First, let's find the area of the rectangular tops. The length and width give us the area of one top, and we have two! So we get 27 x 19 x 2.
Next, let's calculate the area of the sides. We have four sides with dimensions of 27 x 39, but since two of them are the same, we'll add them just once and multiply by 2: 27 x 39 x 2.
Finally, we need to find the area of the ends, which are triangles. Since we have two of them, we'll calculate the area of one and multiply by 2. The base and height of each triangle are determined by the dimensions 19 and 39, so we have (1/2) x 19 x 39 x 2.
Now, it's showtime! Let's add all these areas together: (27 x 19 x 2) + (27 x 39 x 2) + ((1/2) x 19 x 39 x 2).
And after some calculations, the total surface area of Kym's sawhorse is approximately 4037.58 square inches. Ta-da!
Remember, though, that we rounded to the nearest hundredth, so don't forget to account for that.

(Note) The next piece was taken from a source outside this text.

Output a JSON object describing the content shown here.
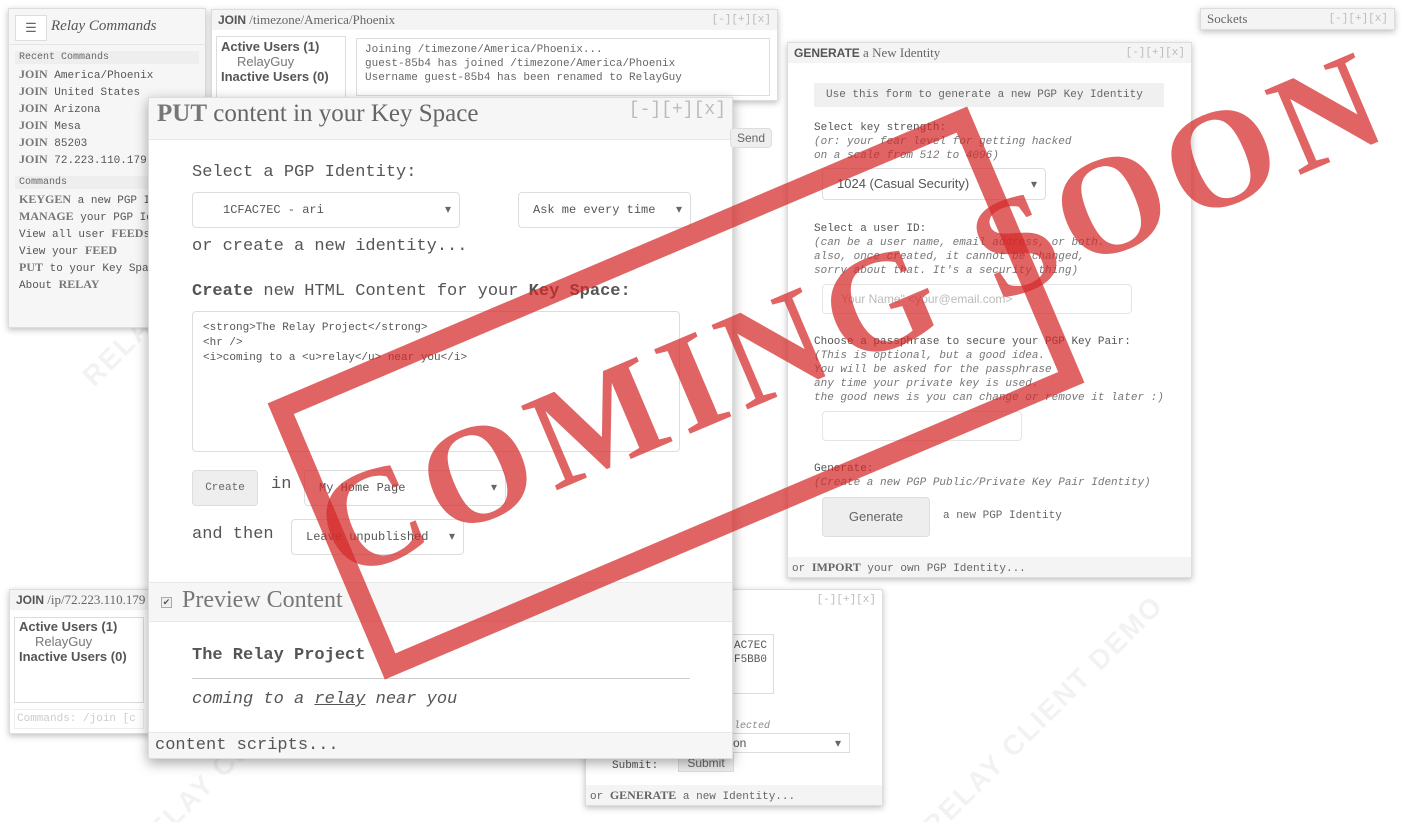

Enjoy your new knowledge and keep measuring with a smile!
To find the total surface area of Kym's sawhorse, we need to calculate the area of each face and then sum them up.
The sawhorse has six faces: top, bottom, front, back, left, and right.

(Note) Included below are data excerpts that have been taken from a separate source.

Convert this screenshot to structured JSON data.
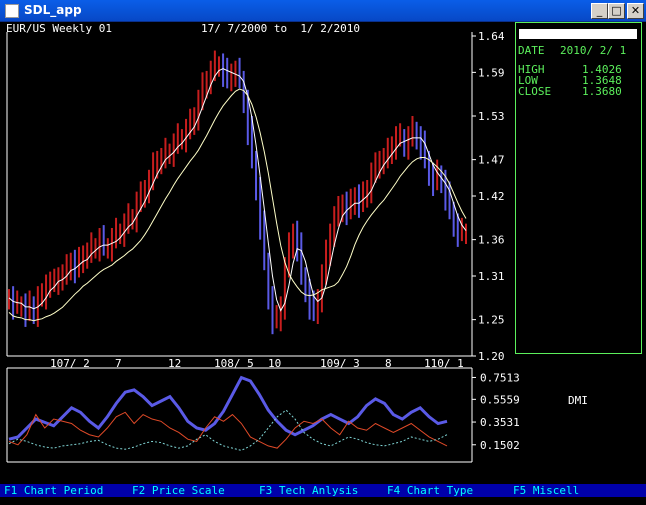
{
  "window": {
    "title": "SDL_app",
    "buttons": {
      "minimize": "_",
      "maximize": "□",
      "close": "✕"
    }
  },
  "header": {
    "instrument": "EUR/US Weekly 01",
    "range": "17/ 7/2000 to  1/ 2/2010"
  },
  "info_panel": {
    "date_label": "DATE",
    "date_value": "2010/ 2/ 1",
    "high_label": "HIGH",
    "high_value": "1.4026",
    "low_label": "LOW",
    "low_value": "1.3648",
    "close_label": "CLOSE",
    "close_value": "1.3680"
  },
  "indicator_label": "DMI",
  "function_keys": [
    "F1 Chart Period",
    "F2 Price Scale",
    "F3 Tech Anlysis",
    "F4 Chart Type",
    "F5 Miscell"
  ],
  "colors": {
    "up_bar": "#c81e1e",
    "down_bar": "#5a5ae6",
    "ma_short": "#ffffff",
    "ma_long": "#ffffc8",
    "dmi_plus": "#5a5ae6",
    "dmi_minus": "#e04a28",
    "dmi_adx": "#7fd4d4",
    "panel_border": "#5cf05c",
    "fkey_bar": "#0000aa",
    "fkey_text": "#00ffff"
  },
  "chart_data": [
    {
      "type": "bar",
      "subtype": "ohlc-price",
      "yticks": [
        "1.64",
        "1.59",
        "1.53",
        "1.47",
        "1.42",
        "1.36",
        "1.31",
        "1.25",
        "1.20"
      ],
      "ylim": [
        1.2,
        1.64
      ],
      "xticks": [
        "107/ 2",
        "7",
        "12",
        "108/ 5",
        "10",
        "109/ 3",
        "8",
        "110/ 1"
      ],
      "series": [],
      "x": [
        0,
        4,
        8,
        12,
        16,
        20,
        24,
        28,
        32,
        36,
        40,
        44,
        48,
        52,
        56,
        60,
        64,
        68,
        72,
        76,
        80,
        84,
        88,
        92,
        96,
        100,
        104,
        108,
        112,
        116,
        120,
        124,
        128,
        132,
        136,
        140,
        144,
        148,
        152,
        156,
        160,
        164,
        168,
        172,
        176,
        180,
        184,
        188,
        192,
        196,
        200,
        204,
        208,
        212,
        216,
        220,
        224,
        228,
        232,
        236,
        240,
        244,
        248,
        252,
        256,
        260,
        264,
        268,
        272,
        276,
        280,
        284,
        288,
        292,
        296,
        300,
        304,
        308,
        312,
        316,
        320,
        324,
        328,
        332,
        336,
        340,
        344,
        348,
        352,
        356,
        360,
        364,
        368,
        372,
        376,
        380,
        384,
        388,
        392,
        396,
        400,
        404,
        408,
        412,
        416,
        420,
        424,
        428,
        432,
        436,
        440,
        444
      ],
      "close": [
        1.28,
        1.27,
        1.27,
        1.27,
        1.26,
        1.27,
        1.26,
        1.28,
        1.28,
        1.3,
        1.3,
        1.3,
        1.31,
        1.31,
        1.32,
        1.33,
        1.32,
        1.33,
        1.34,
        1.34,
        1.35,
        1.35,
        1.36,
        1.35,
        1.35,
        1.36,
        1.37,
        1.37,
        1.38,
        1.39,
        1.39,
        1.41,
        1.42,
        1.43,
        1.44,
        1.46,
        1.47,
        1.47,
        1.48,
        1.48,
        1.49,
        1.5,
        1.5,
        1.51,
        1.52,
        1.53,
        1.55,
        1.57,
        1.58,
        1.59,
        1.6,
        1.6,
        1.59,
        1.58,
        1.59,
        1.59,
        1.58,
        1.55,
        1.51,
        1.47,
        1.43,
        1.38,
        1.33,
        1.28,
        1.25,
        1.25,
        1.27,
        1.32,
        1.35,
        1.37,
        1.35,
        1.31,
        1.29,
        1.27,
        1.26,
        1.28,
        1.31,
        1.34,
        1.37,
        1.39,
        1.4,
        1.41,
        1.4,
        1.41,
        1.42,
        1.41,
        1.42,
        1.43,
        1.45,
        1.46,
        1.47,
        1.47,
        1.48,
        1.49,
        1.5,
        1.5,
        1.49,
        1.5,
        1.51,
        1.5,
        1.49,
        1.47,
        1.45,
        1.44,
        1.45,
        1.44,
        1.42,
        1.4,
        1.38,
        1.37,
        1.37,
        1.37
      ]
    },
    {
      "type": "line",
      "subtype": "dmi-indicator",
      "yticks": [
        "0.7513",
        "0.5559",
        "0.3531",
        "0.1502"
      ],
      "series": [
        {
          "values": [
            0.2,
            0.22,
            0.3,
            0.38,
            0.35,
            0.32,
            0.4,
            0.48,
            0.44,
            0.36,
            0.3,
            0.4,
            0.52,
            0.62,
            0.64,
            0.58,
            0.5,
            0.54,
            0.58,
            0.48,
            0.36,
            0.3,
            0.28,
            0.34,
            0.45,
            0.6,
            0.75,
            0.72,
            0.6,
            0.46,
            0.36,
            0.28,
            0.24,
            0.28,
            0.32,
            0.38,
            0.42,
            0.38,
            0.34,
            0.4,
            0.5,
            0.56,
            0.52,
            0.42,
            0.38,
            0.44,
            0.48,
            0.4,
            0.34,
            0.36
          ]
        },
        {
          "values": [
            0.18,
            0.15,
            0.24,
            0.42,
            0.3,
            0.38,
            0.36,
            0.34,
            0.28,
            0.24,
            0.22,
            0.3,
            0.4,
            0.44,
            0.34,
            0.42,
            0.38,
            0.36,
            0.3,
            0.26,
            0.2,
            0.18,
            0.3,
            0.4,
            0.36,
            0.42,
            0.34,
            0.22,
            0.18,
            0.14,
            0.12,
            0.2,
            0.3,
            0.36,
            0.34,
            0.38,
            0.3,
            0.24,
            0.36,
            0.3,
            0.28,
            0.34,
            0.3,
            0.26,
            0.3,
            0.34,
            0.28,
            0.22,
            0.18,
            0.14
          ]
        },
        {
          "values": [
            0.16,
            0.2,
            0.18,
            0.15,
            0.13,
            0.12,
            0.14,
            0.15,
            0.16,
            0.18,
            0.19,
            0.15,
            0.12,
            0.11,
            0.13,
            0.16,
            0.18,
            0.17,
            0.14,
            0.12,
            0.14,
            0.2,
            0.24,
            0.18,
            0.14,
            0.12,
            0.1,
            0.14,
            0.2,
            0.3,
            0.4,
            0.46,
            0.38,
            0.26,
            0.2,
            0.16,
            0.14,
            0.18,
            0.22,
            0.2,
            0.17,
            0.15,
            0.14,
            0.16,
            0.18,
            0.22,
            0.2,
            0.18,
            0.2,
            0.24
          ]
        }
      ]
    }
  ]
}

To find the area of a rectangular face, we multiply its length by its width.
Area of top face = Length × Width
Area of top face = 27 inches × 19 inches = 513 square inches
Area of bottom face = Length × Width
Area of bottom face = 27 inches × 19 inches = 513 square inches
Area of front face = Length × Height
Area of front face = 27 inches × 39 inches = 1053 square inches
Area of back face = Length × Height
Area of back face = 27 inches × 39 inches = 1053 square inches
Area of left face = Width × Height
Area of left face = 19 inches × 39 inches = 741 square inches
Area of right face = Width × Height
Area of right face = 19 inches × 39 inches = 741 square inches
Now, let's calculate the diagonal measurement of each face using the Pythagorean theorem.
For the top face:
Diagonal of top face = √(Length^2 + Width^2)
Diagonal of top face = √(27 inches^2 + 19 inches^2) ≈ 33.61 inches
For the bottom face:
Diagonal of bottom face = √(Length^2 + Width^2)
Diagonal of bottom face = √(27 inches^2 + 19 inches^2) ≈ 33.61 inches
For the front face:
Diagonal of front face = √(Length^2 + Height^2)
Diagonal of front face = √(27 inches^2 + 39 inches^2) ≈ 47.43 inches
For the back face:
Diagonal of back face = √(Length^2 + Height^2)
Diagonal of back face = √(27 inches^2 + 39 inches^2) ≈ 47.43 inches
For the left face:
Diagonal of left face = √(Width^2 + Height^2)
Diagonal of left face = √(19 inches^2 + 39 inches^2) ≈ 43.13 inches
For the right face:
Diagonal of right face = √(Width^2 + Height^2)
Diagonal of right face = √(19 inches^2 + 39 inches^2) ≈ 43.13 inches
Now we have all the areas and diagonal measurements for each face. To find the total surface area, we sum up the areas of all the faces.
Total surface area = 2 × (Area of top face + Area of bottom face + Area of front face + Area of back face + Area of left face + Area of right face)
Total surface area = 2 × (513 square inches + 513 square inches + 1053 square inches + 1053 square inches + 741 square inches + 741 square inches)
Total surface area ≈ 6978 square inches
Therefore, the total surface area of Kym's sawhorse is approximately 6978 square inches.